Bundesarbeitsminister Heil hat die geplante Rentenreform als gerecht und ausgewogen verteidigt.

    Hubertus Heil, SPD, hält im Bundestag eine Rede. Er ballt die rechte Faust.
    Bundesarbeitsminister Heil nennt Rentenreform ausgewogen. (picture alliance / dts-Agentur / -)
    Der SPD-Politiker sagte im ZDF, es sei wichtig, dass bei Lohnerhöhungen auch die Renten stiegen. Die Bundesregierung sorge dafür, dass sich alle Generationen auf ein sicheres Auskommen im Alter verlassen könnten. FDP-Fraktionschef Dürr sagte dem Sender RBB, die Finanzierung werde durch die Einführung eines Generationenkapitals abgesichert. Dies sei eine "Jahrhundertreform".

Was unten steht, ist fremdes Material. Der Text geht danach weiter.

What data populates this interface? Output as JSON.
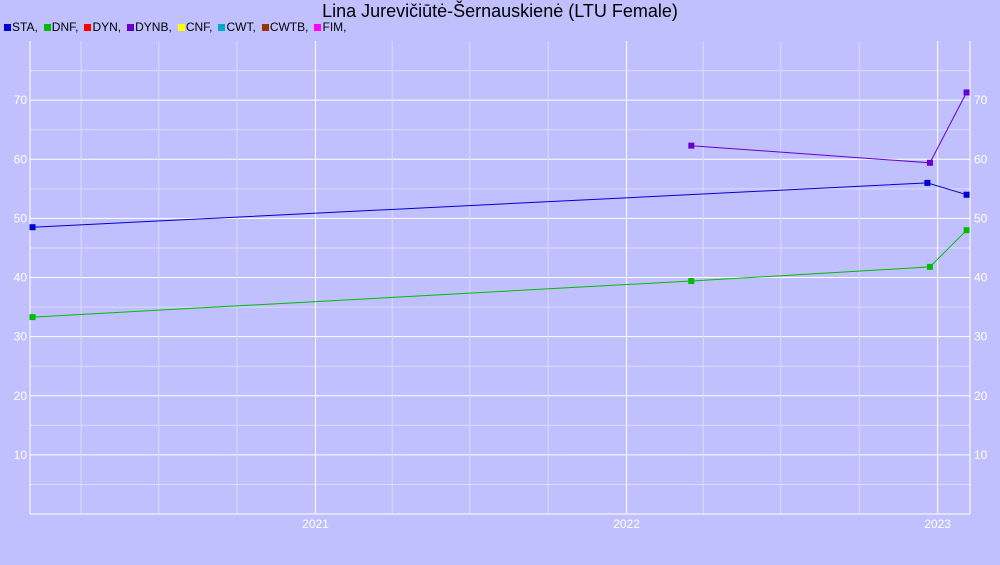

    Der Arbeitgeberverband BDA warnte hingegen vor Milliardenlasten für jüngere Generationen. BDA-Präsident Dulger sagte dem Spiegel, zu erwarten seien in den kommenden 20 Jahren Mehrausgaben von 500 Milliarden Euro.
    Das sogenannte Rentenpaket II soll heute im Bundeskabinett beschlossen werden. Vorgesehen ist unter anderem, dass das Rentenniveau bis zum Jahr 2039 nicht unter 48 Prozent des Durchschnittslohns fällt. Zudem soll die Rentenversicherung durch Erträge aus einer Aktienrente entlastet werden.
    Diese Nachricht wurde am 29.05.2024 im Programm Deutschlandfunk gesendet.